Sure - on paper. The guy in the field sure as hell doesn't accept his own death. _I Don't Want To Die_ is one of the strongest urges in the human psyche, we, collectively, lionize people who put the needs of others before their own. The armed forces, who as you say spends a lot of time getting people to accept their mortality, and denigrates the individual in favour of the collective's goals, gives out medals to people who do this _because it's really rare_.
>If you're sitting in a missile silo ready to launch then you will have gone through a lot of training (and/or indoctrination), mental prep, and practice for the event that is hoped to never come and knowing that if it does your life will be one of many gone.
At least in the US, the men and women manning the the silos have some of the worst morale in the entire armed forces. Rolling Stone did a bit on this[1]. How happy would you be, stuck in the middle of North Dakota, working shifts in a subterranean hell hole from the 1950s, knowing that your job is to _literally end the world_ and that you are sitting on a bullseye? As you said, these are the people who volunteered, who were screened, who are getting the propaganda shoved down their throats and they're literally killing themselves because of the stress.

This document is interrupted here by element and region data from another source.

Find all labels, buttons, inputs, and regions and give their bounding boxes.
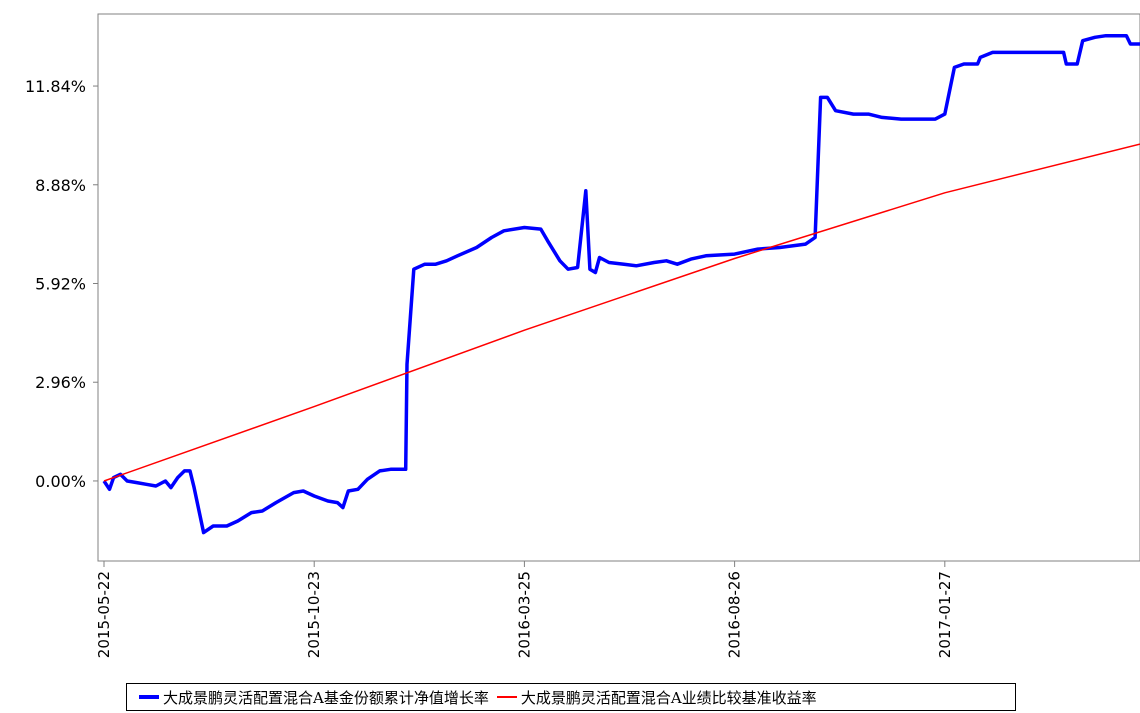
x-tick-label: 2016-08-26 bbox=[726, 571, 744, 658]
x-tick-label: 2015-10-23 bbox=[305, 571, 323, 658]
legend: 大成景鹏灵活配置混合A基金份额累计净值增长率 大成景鹏灵活配置混合A业绩比较基准… bbox=[126, 683, 1016, 711]
series-line-benchmark bbox=[103, 143, 1140, 482]
series-line-nav-growth bbox=[102, 33, 1140, 535]
legend-swatch-blue bbox=[139, 695, 159, 699]
legend-item-nav-growth: 大成景鹏灵活配置混合A基金份额累计净值增长率 bbox=[139, 687, 489, 708]
y-tick-label: 5.92% bbox=[35, 274, 86, 293]
x-tick-label: 2015-05-22 bbox=[95, 571, 113, 658]
x-tick-label: 2016-03-25 bbox=[515, 571, 533, 658]
line-chart: 0.00%2.96%5.92%8.88%11.84% 2015-05-22 201… bbox=[25, 13, 1140, 658]
y-axis: 0.00% 2.96% 5.92% 8.88% 11.84% bbox=[25, 14, 99, 561]
y-tick-label: 0.00% bbox=[35, 472, 86, 491]
series-lines bbox=[102, 33, 1140, 535]
legend-item-benchmark: 大成景鹏灵活配置混合A业绩比较基准收益率 bbox=[496, 687, 817, 708]
x-axis: 2015-05-22 2015-10-23 2016-03-25 2016-08-26… bbox=[95, 561, 954, 658]
y-tick-label: 2.96% bbox=[35, 373, 86, 392]
y-tick-label: 11.84% bbox=[25, 77, 86, 96]
legend-label-benchmark: 大成景鹏灵活配置混合A业绩比较基准收益率 bbox=[520, 688, 817, 707]
plot-area bbox=[97, 13, 1140, 562]
y-tick-label: 8.88% bbox=[35, 176, 86, 195]
x-tick-label: 2017-01-27 bbox=[936, 571, 954, 658]
legend-swatch-red bbox=[496, 696, 517, 698]
legend-label-nav-growth: 大成景鹏灵活配置混合A基金份额累计净值增长率 bbox=[163, 688, 489, 707]
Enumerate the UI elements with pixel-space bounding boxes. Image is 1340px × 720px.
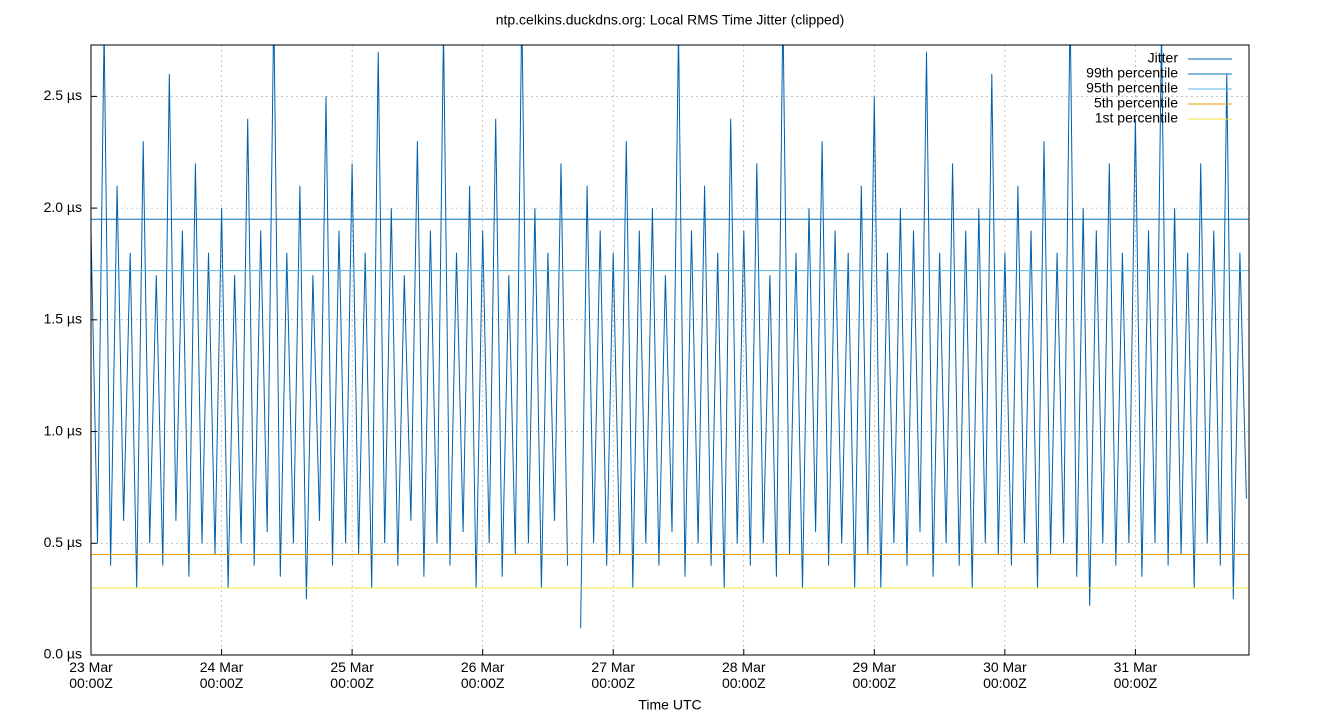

I recall it was mostly because of the installation of the code systems. Originally their morale was among the highest in the military. But when they were turned into drones typing codes, instead of trusted citizen/soldiers with a mission, morale tanked?
But if you are in position to launch the counterattack(say sitting in a missile silo with your hand on the launch button), then once the missiles are on their way to you, you are dead. It might take them 30-60 minutes to actually get there, but you are dead anyway. Absolutely nothing you can do at that point will change that. Retaliating will not improve your current situation. And yes, it might improve the chances of the survivors, but at the same time, you know that if you press that button millions of people will die. I think I'd just leave it at that point.